Handing out credit to kids
It's all the more confounding when you consider how far banks will go to extend credit to the presumably less creditworthy, such as teens and twentysomethings.
CHOICE recently saw an ad from NAB aimed at youngsters that offered a quick $10,000 loan designed to be paid back at the rate of a mere $45 per week over seven years. The interest rate was a hair-raising 15.74% including fees, which equates to a total of around $16,380 owed to the bank over the life of the loan. As personal loans go, it doesn't get much worse. But you certainly wouldn't know that from the marketing.
Then there's the troubling fact that primary schools have long received commissions for helping sign kids up to the Commonwealth Bank's Dollarmites account, a practice that CHOICE opposes, not least because a credit card offer would almost certainly be in the works up the road. (But the good news is that CBA has committed to ending, or at least revising, the practice in 2018. Until then, schools will continue to receive a $5 commission for every Dollarmites account and 5% share of every deposit that's made at the school, capped at $10.)
With banks falling all over themselves to foist their products on consumers will little or no credit history, why is it so hard for the demonstrably more creditworthy to access credit?
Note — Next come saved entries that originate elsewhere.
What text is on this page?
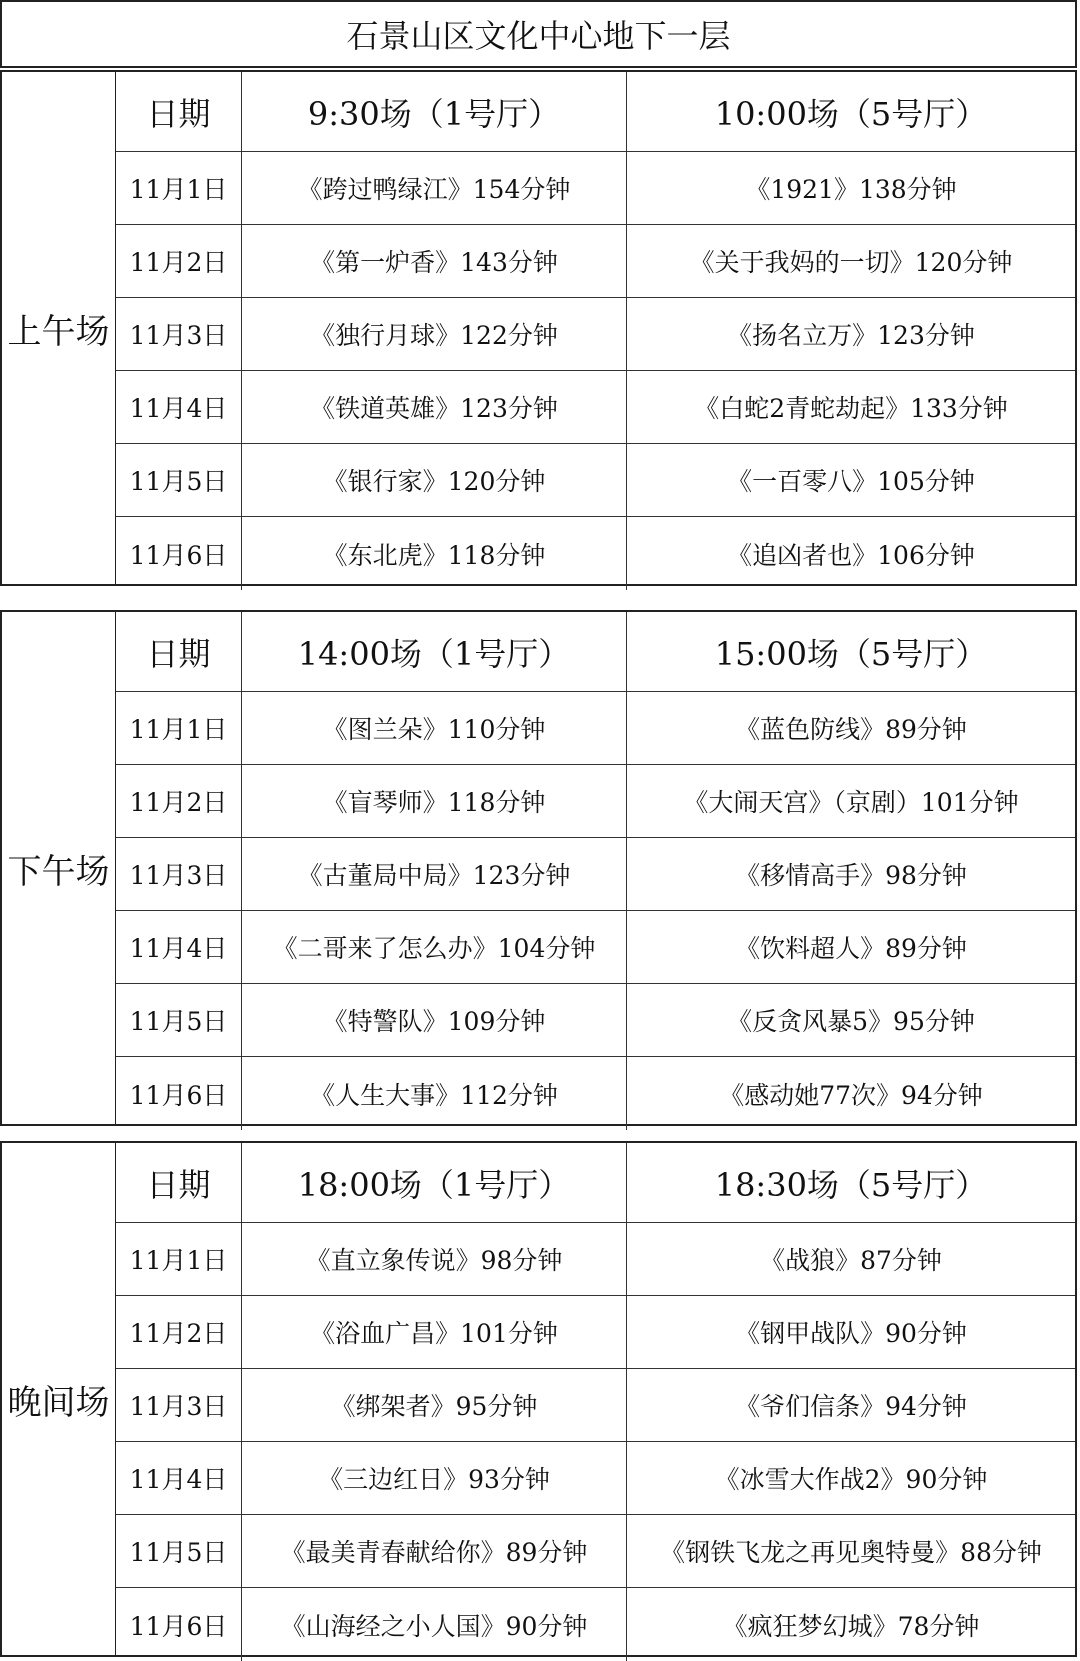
石景山区文化中心地下一层
上午场
日期	9:30场（1号厅）	10:00场（5号厅）
11月1日	《跨过鸭绿江》154分钟	《1921》138分钟
11月2日	《第一炉香》143分钟	《关于我妈的一切》120分钟
11月3日	《独行月球》122分钟	《扬名立万》123分钟
11月4日	《铁道英雄》123分钟	《白蛇2青蛇劫起》133分钟
11月5日	《银行家》120分钟	《一百零八》105分钟
11月6日	《东北虎》118分钟	《追凶者也》106分钟
下午场
日期	14:00场（1号厅）	15:00场（5号厅）
11月1日	《图兰朵》110分钟	《蓝色防线》89分钟
11月2日	《盲琴师》118分钟	《大闹天宫》（京剧）101分钟
11月3日	《古董局中局》123分钟	《移情高手》98分钟
11月4日	《二哥来了怎么办》104分钟	《饮料超人》89分钟
11月5日	《特警队》109分钟	《反贪风暴5》95分钟
11月6日	《人生大事》112分钟	《感动她77次》94分钟
晚间场
日期	18:00场（1号厅）	18:30场（5号厅）
11月1日	《直立象传说》98分钟	《战狼》87分钟
11月2日	《浴血广昌》101分钟	《钢甲战队》90分钟
11月3日	《绑架者》95分钟	《爷们信条》94分钟
11月4日	《三边红日》93分钟	《冰雪大作战2》90分钟
11月5日	《最美青春献给你》89分钟	《钢铁飞龙之再见奥特曼》88分钟
11月6日	《山海经之小人国》90分钟	《疯狂梦幻城》78分钟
We asked the Australian Banking Association (ABA).
The Australian Banking Association responds
The ABA has a somewhat different take on the issue than the disgruntled retirees we heard from.
ABA chief economist Tony Pearson told CHOICE that banks are willing to take individual circumstances into account, and that customers can contact the bank if the online application process doesn't adequately assess their financial circumstances.
"Banks will ensure that the credit provided is appropriate given the customer's requirements and objectives and financial situation," Mr Pearson said. "This will involve asking questions about the customer's financial situation, including their current income, employment status and expenses, and will depend on the circumstances of the particular customer."
"Like all credit providers, banks are required to comply with responsible lending obligations when providing credit to their customers. No two customers are the same so each case will be assessed individually in line with these obligations. In completing an online application, a customer may contact their bank to provide additional information to assist with demonstrating their financial situation."
It sounds reassuring, but it doesn't quite accord with what we've been hearing from bank customers.
Will extra documentation do the trick?
As the ABA points out, some banks that initially deny a credit card application online may end up approving it if further documentation is provided (or if such documentation is provided in the first place), but there will be some extra hassle involved. And it appears to be a case-by-case thing.
ANZ says retirees can show proof of income with one of the following documents:
- A copy of your annual investment statement.
- Your most recent bank statement showing the investment income credits over the previous three-month period, with your most recent credit made within 60 days of your application.
Similarly, Westpac says you can present documentation proving retirement income, self-funded annuity or investment income, including one of the following:
- Bank statements covering the last three months with detailed information confirming recent superannuation, annuity, or investment deposits received.
- Your most recent superannuation or annuity statements covering the last 60 days.
- Your most recent tax notice of assessment less than 18 months old.
- Your most recent annual investment statement less than 18 months old.
But not all banks accept such documents. The retiree who got in touch with us went to the trouble of putting her and her husband's case for a credit increase to the manager of the local Westpac branch, to no avail.
"The manager said that there's nothing he could do, even though he's seen a complete rundown of our considerable worth and said he understood our problem," she says.